Chapter 17

8.6K 770 102
                                    

.

.

.

Pintu yang terbuka itu mengundang tatapan dari lima pasang mata yang tengah menunggu Jimin untuk membuka matanya. Di sana, Seokjin berdiri dengan wajah kusut yang membuat hati adik-adiknya khawatir, tak siap mendengar apa yang akan dilontarkan sang kakak. Namun rupanya Seokjin memilih untuk bungkam. Pria yang biasanya terlihat tampan dengan jas putihnya itu kini berjalan lunglai pada sosok sang adik yang masih setia memejamkan mata dengan tenang, terlihat terlalu damai dalam tidurnya.

Seokjin mengangkat tangannya untuk mengelus kepala yang kini terpasang beanie hitam pemberian Namjoon. Ia menatap Jimin penuh arti, berharap sang adik akan bangun karena usapannya. "Hey ... kau tidak bertemu ayah, kan?" tanyanya lirih dengan suara yang amat pelan, mencoba menahan emosi yang bergejolak di dalam hatinya.

"Hyung," panggil Namjoon dari belakangnya.

Seokjin tidak menghiraukan panggilan sang adik. Ia tetap mengelus kepala Jimin perlahan.

"Hyung, beri tahu kami keadaan Jimin," tuntut sang adik. Ia rasa tidak ada salahnya untuk tahu tentang keadaan sang adik yang sebenarnya. Mereka berlima juga berhak untuk mengetahuinya.

Seokjin mengepalkan kedua tangannya erat. Ia tidak ingin mengatakannya, merasa takut jika hal yang keluar dari mulutnya akan menjadi sebuah do'a. Tetapi para adiknya memang perlu tahu. Ia sudah berjanji untuk berbagi bersama keluarganya, bukan? 

"Tubuh Jimin menolak obat yang kuberikan. Kejadian kemarin merupakan salah satu respon yang tubuhnya berikan." Nyawa kelima pemuda itu seakan melayang mendengar penuturan Seokjin.

"Tapi ... bukankah chemoteraphy Jimin baik-baik saja selama ini?" Hoseok angkat bicara dan memilih untuk mendekat ke ranjang sang adik, menatapnya dengan kekhawatiran yang tidak pernah sirna sedikit pun.

"Reaksinya bisa saja terlambat. Sekarang aku harus berusaha untuk mencari obat lain yang bisa diterima oleh tubuh Jimin," jawab Seokjin terdengar lelah.

"Jika—ahh ... tidak. Jimin pasti akan berjuang."

"Jika ini tidak berhasil, aku akan mencari cara lain. Bagaimanapun juga aku harus menyelamatkannya."

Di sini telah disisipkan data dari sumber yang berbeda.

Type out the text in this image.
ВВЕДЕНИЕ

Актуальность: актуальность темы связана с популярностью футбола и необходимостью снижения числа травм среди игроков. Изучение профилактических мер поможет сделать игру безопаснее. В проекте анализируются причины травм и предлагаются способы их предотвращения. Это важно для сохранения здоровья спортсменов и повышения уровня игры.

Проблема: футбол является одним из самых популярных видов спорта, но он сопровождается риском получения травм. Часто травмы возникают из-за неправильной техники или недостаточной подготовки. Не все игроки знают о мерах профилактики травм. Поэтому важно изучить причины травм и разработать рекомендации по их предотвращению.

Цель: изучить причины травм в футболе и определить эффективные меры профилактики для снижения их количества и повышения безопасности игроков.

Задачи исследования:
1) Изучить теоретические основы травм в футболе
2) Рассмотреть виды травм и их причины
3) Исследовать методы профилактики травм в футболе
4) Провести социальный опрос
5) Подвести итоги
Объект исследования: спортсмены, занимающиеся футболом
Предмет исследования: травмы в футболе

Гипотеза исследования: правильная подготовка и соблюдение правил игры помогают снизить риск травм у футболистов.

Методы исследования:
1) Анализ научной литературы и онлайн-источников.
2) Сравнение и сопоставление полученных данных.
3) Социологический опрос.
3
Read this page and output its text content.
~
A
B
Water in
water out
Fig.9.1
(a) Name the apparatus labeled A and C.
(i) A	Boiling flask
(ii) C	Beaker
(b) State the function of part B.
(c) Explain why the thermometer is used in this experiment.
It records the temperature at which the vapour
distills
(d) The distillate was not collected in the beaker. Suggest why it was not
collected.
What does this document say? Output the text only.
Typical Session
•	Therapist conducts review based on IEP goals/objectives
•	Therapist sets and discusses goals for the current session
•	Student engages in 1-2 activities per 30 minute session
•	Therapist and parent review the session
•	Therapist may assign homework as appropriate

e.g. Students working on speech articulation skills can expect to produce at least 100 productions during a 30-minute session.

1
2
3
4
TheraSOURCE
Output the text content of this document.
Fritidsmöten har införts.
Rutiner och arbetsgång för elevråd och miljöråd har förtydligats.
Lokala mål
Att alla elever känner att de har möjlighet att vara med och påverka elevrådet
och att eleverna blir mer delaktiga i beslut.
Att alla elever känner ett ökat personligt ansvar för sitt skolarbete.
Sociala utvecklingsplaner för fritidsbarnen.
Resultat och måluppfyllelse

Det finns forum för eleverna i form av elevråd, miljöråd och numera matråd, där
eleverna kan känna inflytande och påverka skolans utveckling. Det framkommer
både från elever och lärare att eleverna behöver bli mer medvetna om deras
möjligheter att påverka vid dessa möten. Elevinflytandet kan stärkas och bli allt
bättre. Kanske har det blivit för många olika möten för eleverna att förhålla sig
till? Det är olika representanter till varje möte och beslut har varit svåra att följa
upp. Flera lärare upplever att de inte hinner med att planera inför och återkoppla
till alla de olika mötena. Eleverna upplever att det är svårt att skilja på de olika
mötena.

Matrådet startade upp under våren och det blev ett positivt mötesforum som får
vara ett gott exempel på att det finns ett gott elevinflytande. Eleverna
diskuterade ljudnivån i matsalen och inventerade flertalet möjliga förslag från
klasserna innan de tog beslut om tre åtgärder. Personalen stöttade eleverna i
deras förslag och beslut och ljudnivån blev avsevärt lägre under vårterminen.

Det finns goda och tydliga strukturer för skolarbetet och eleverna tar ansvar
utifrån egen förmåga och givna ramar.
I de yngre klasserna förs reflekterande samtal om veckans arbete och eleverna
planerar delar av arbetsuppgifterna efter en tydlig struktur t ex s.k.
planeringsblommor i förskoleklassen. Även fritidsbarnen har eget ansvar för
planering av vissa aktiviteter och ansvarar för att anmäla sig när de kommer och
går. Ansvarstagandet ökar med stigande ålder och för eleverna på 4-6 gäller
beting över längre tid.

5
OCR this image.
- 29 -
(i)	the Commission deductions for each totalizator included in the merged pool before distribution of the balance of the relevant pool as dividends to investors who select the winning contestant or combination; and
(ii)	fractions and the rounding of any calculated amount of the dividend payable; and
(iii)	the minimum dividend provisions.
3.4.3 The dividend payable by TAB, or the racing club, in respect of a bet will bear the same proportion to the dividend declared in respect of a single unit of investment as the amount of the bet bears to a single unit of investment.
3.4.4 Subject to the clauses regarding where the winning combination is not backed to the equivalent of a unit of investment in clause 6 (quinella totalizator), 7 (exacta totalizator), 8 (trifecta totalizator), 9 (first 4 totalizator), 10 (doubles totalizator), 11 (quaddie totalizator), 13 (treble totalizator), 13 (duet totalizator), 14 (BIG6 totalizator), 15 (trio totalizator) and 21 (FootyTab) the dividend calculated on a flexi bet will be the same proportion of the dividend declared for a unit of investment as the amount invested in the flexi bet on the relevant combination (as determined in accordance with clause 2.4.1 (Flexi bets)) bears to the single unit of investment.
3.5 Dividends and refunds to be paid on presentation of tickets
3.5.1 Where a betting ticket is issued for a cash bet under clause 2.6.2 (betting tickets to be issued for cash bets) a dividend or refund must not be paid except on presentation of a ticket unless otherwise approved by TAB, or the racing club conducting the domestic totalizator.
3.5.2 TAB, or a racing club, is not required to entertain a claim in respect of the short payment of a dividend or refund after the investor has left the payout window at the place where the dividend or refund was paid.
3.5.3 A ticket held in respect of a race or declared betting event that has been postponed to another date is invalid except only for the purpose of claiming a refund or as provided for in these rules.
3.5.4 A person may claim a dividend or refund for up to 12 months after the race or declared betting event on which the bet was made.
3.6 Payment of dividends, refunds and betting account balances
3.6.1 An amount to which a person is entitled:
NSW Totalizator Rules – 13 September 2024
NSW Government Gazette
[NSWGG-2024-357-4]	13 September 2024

Ke-enam pemuda itu kembali menundukkan kepalanya, berdo'a akan kesembuhan Jimin. Mereka berjanji untuk menjaga dan menyelamatkan satu sama lain, dan kini biarkan mereka menyalurkan kekuatan pada Jimin agar ia segera terbangun.

.
.
.

Di hari ketiga, mata yang terpejam itu akhirnya terbuka perlahan. Ia merasa tidak nyaman ketika rasa pening di kepala kembali menggerogoti dirinya. Jimin masih berusaha mencerna apa yang terjadi ketika kilasan kejadian sebelumnya kembali muncul di kepalanya. Matanya secara otomatis mengeluarkan air mata dan isakan tertahan kembali terdengar dari ruangan itu, Jimin panik.

Rupanya isakan Jimin dapat membangunkan Taehyung yang sedari tadi tertidur di sampingnya. Membuat pemuda bersurai cokelat gelap itu kemudian bangkit dan mendekat ke arah Jimin. "Jim, ada apa? Di mana yang sakit?"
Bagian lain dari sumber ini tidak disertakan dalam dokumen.